FOR almost a quarter of a century, Scotland’s international horror film festival, Dead By Dawn, has been celebrating movies that scare the bejeezus out of folk. This year's event takes place this weekend, which means thousands of gleeful Scottish moviegoers will be sitting expectantly in theatres with laps full of popcorn, fizzy drinks the size of toddling weans and pick and mix priced at a rate similar to that of saffron.

Their joyous expressions, their barely containable excitement, their unbridled anticipation couldn’t be more different to the experience they have come to “enjoy” (or “endure” as I might suggest).

The films entitled The Evil Within, Accidental Exorcist and the pithily named Dig Two Graves have two things in common:

1. All form part of the festival’s broad and eclectic offering

2. All form part of an ever-growing collection of films that I will never, ever watch.

I don’t know how to say this without being called a massive Jessie or, as I was recently described by a respected colleague “a big baby”. (I was forced to point out that he was being both babyist and sizeist.)

The most effective way for me to explain why I cannot and will not watch such films is actually the explanation that appears on the Dead By Dawn website.

“At Dead By Dawn it’s all about the story. We thrive on films that unsettle us and which address our anxieties and our mortality in vibrant, curious, wry and startling ways. We are devoted to films that allow us to scare ourselves, to see our own fears materialise in the long shadows and the dark space under the bed.”

Aye. Go’an yersels. I’ll get yous in the pub efter. Life is unsettling enough as it is and when it comes to my mortality, rest assured there is nowhere more vibrant, curious, wry and startling than my mind. I really don’t need a film to remind me. Clearly I am in something of the minority. Dead By Dawn is the UK’s longest-running genre film festival. Since 1993 it’s grown from strength to strength. While many other genres suffer the slings and arrows of outrageous cinema-going trends, horror seems somewhat insulated from such vagaries.

I’ll never forget the time that my boy had a few pals roond tae stay. Half a dozen 12-year-old boys, boisterous and braw. We had just got one of those hard-drive box things that had a modest library of movies. Given their age I was very conscious of selecting a film that wouldn’t result in irate emails from other parents. They chose a movie called The Others, starring the brilliant Nicole Kidman. It was a 12 certificate; perfect for these boys. I had no idea that this seemingly sweet film was in fact a gothic horror. Imagine how I felt as I had to excuse myself from the room, leaving children to watch a film that was freaking me out?

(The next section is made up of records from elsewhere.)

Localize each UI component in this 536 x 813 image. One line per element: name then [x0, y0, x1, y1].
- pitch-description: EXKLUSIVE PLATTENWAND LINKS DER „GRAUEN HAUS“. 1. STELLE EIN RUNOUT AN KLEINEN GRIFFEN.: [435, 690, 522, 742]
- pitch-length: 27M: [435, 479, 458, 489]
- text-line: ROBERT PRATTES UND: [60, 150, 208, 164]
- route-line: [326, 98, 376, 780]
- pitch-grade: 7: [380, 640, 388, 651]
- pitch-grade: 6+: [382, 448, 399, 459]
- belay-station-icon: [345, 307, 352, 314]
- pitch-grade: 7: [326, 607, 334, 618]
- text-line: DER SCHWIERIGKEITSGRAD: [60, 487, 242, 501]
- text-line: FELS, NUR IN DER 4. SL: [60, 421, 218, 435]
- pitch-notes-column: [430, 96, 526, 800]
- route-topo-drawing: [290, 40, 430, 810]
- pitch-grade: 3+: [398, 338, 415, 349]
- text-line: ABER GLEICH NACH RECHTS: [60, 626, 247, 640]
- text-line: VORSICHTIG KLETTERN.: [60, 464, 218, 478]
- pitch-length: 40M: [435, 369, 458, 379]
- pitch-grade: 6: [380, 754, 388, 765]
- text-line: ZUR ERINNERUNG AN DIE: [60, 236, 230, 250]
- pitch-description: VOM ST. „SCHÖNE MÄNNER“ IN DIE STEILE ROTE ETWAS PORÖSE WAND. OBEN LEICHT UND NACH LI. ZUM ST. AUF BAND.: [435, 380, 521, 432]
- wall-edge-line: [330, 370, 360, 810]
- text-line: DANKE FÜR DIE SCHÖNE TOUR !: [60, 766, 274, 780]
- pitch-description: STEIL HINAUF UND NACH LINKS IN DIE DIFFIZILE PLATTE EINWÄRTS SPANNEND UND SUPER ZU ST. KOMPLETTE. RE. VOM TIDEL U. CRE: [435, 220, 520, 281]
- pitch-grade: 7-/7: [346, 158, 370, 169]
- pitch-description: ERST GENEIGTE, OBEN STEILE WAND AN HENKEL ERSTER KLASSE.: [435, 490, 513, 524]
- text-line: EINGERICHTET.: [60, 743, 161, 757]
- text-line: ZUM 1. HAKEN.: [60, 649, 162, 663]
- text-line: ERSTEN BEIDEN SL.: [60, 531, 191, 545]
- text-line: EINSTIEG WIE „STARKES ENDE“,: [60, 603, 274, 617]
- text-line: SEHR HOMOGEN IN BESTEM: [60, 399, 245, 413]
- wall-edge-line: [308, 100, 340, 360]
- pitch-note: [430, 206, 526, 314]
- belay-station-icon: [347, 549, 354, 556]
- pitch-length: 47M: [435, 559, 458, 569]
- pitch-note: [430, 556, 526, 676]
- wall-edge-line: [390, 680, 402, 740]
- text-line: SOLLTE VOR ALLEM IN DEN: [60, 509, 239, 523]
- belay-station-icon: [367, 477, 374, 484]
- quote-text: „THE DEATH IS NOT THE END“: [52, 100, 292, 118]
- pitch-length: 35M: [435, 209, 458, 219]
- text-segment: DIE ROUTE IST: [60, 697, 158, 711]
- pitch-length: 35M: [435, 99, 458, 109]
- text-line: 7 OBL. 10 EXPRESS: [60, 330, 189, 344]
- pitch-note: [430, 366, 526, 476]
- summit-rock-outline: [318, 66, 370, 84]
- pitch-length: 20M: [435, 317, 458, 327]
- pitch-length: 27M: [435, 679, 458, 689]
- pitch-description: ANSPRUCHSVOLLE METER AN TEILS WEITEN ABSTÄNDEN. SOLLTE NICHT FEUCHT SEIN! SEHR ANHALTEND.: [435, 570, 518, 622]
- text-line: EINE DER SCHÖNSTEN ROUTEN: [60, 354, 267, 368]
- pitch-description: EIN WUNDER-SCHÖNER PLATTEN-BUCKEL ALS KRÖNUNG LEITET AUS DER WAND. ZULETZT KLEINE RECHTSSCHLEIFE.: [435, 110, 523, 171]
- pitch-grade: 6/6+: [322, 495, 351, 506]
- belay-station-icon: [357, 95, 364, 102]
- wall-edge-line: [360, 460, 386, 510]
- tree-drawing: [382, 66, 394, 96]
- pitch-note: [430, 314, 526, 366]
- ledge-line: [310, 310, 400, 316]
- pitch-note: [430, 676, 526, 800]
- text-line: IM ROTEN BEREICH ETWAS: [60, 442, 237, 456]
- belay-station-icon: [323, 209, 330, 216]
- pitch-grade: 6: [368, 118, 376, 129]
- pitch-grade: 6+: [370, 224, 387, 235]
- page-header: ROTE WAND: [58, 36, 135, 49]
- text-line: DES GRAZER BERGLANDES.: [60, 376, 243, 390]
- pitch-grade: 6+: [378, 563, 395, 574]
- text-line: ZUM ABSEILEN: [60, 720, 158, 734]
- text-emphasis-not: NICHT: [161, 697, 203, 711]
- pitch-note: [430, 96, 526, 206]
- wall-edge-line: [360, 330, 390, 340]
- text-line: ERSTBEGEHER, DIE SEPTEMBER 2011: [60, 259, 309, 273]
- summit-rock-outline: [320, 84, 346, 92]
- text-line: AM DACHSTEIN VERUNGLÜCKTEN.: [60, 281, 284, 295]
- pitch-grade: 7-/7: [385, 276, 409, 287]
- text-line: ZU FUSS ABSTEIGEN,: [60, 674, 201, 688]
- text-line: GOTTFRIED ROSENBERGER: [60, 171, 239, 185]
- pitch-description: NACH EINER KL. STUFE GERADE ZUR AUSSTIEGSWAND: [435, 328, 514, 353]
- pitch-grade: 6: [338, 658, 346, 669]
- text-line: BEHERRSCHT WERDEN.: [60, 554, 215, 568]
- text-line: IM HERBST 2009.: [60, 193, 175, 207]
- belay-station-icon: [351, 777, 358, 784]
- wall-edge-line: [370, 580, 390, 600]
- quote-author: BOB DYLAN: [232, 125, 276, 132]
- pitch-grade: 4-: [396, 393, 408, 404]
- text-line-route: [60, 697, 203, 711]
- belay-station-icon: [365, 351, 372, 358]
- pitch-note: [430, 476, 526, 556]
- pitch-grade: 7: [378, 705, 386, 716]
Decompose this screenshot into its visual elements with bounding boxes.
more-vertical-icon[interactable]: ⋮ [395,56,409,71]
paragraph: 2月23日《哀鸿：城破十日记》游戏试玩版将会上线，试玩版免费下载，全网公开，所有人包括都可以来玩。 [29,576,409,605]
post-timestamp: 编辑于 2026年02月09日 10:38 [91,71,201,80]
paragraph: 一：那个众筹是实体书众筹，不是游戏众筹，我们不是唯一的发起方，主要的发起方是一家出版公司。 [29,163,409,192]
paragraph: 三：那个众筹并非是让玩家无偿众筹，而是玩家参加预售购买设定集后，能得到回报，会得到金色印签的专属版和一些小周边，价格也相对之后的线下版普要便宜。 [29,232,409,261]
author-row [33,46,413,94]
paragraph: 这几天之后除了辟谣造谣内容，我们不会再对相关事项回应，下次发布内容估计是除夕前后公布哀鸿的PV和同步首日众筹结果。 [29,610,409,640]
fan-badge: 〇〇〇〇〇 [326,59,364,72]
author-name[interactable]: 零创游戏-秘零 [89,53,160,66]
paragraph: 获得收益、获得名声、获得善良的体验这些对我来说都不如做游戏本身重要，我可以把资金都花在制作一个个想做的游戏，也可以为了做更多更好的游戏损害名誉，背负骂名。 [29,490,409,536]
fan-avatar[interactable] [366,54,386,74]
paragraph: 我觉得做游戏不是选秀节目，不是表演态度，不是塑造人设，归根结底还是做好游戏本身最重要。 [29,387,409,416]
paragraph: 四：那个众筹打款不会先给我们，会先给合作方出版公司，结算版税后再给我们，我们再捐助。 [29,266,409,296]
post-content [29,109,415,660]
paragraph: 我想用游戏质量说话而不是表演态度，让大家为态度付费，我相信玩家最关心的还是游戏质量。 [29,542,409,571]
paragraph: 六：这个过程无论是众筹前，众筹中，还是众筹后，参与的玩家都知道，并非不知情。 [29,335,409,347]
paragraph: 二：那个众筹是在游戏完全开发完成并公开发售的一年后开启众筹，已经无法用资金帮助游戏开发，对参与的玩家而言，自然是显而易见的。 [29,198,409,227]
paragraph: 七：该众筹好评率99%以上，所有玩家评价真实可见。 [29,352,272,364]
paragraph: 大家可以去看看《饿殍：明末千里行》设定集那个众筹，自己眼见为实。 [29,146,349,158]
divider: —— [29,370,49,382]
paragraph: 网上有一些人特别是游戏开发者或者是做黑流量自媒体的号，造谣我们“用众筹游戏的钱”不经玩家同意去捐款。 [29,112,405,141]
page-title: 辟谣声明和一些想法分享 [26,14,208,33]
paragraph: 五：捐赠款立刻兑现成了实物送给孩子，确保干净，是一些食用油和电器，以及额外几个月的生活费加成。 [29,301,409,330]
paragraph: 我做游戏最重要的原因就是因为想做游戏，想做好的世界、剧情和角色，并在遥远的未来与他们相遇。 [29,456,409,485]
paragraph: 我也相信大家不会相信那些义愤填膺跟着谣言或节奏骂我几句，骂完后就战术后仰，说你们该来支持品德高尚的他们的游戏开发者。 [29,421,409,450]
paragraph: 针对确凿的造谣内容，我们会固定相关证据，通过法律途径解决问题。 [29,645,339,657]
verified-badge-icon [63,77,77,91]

I’ve been trying to work out why I have such a profound visceral rejection of horror. There are no other genres I reject so readily. Perhaps the fact that as a child I suffered terrible nightmares; I spent plenty of my fifth and sixth year on this planet dealing with my “own fears materialising in the long shadows and the dark space under the bed”. Four decades on I can still remember shivering and sweating in bed, convinced that under my bed lay a nest of vipers, ready to pounce the moment they realised I was there. Then there was the nightmare that the devil could hear me breathing and would come for me at night. And finally the awful nocturnal nonsense that saw a group of angered women chasing me, the most furious of them holding a pair of massive scissors. Had they caught me, they would have employed the scissors in a most painful way. Freud would have been fascinated.

I’ll never get why folk put themselves through the gut-churning, scream-inducing, bowel-thinning experience of horror. But while comprehension fails me, it’s difficult to argue with the entertainment it seems to bring to so many. I’m sure they don’t enjoy a romantic comedy the way I do. Not so much Dead By Dawn, more Love On The Lawn.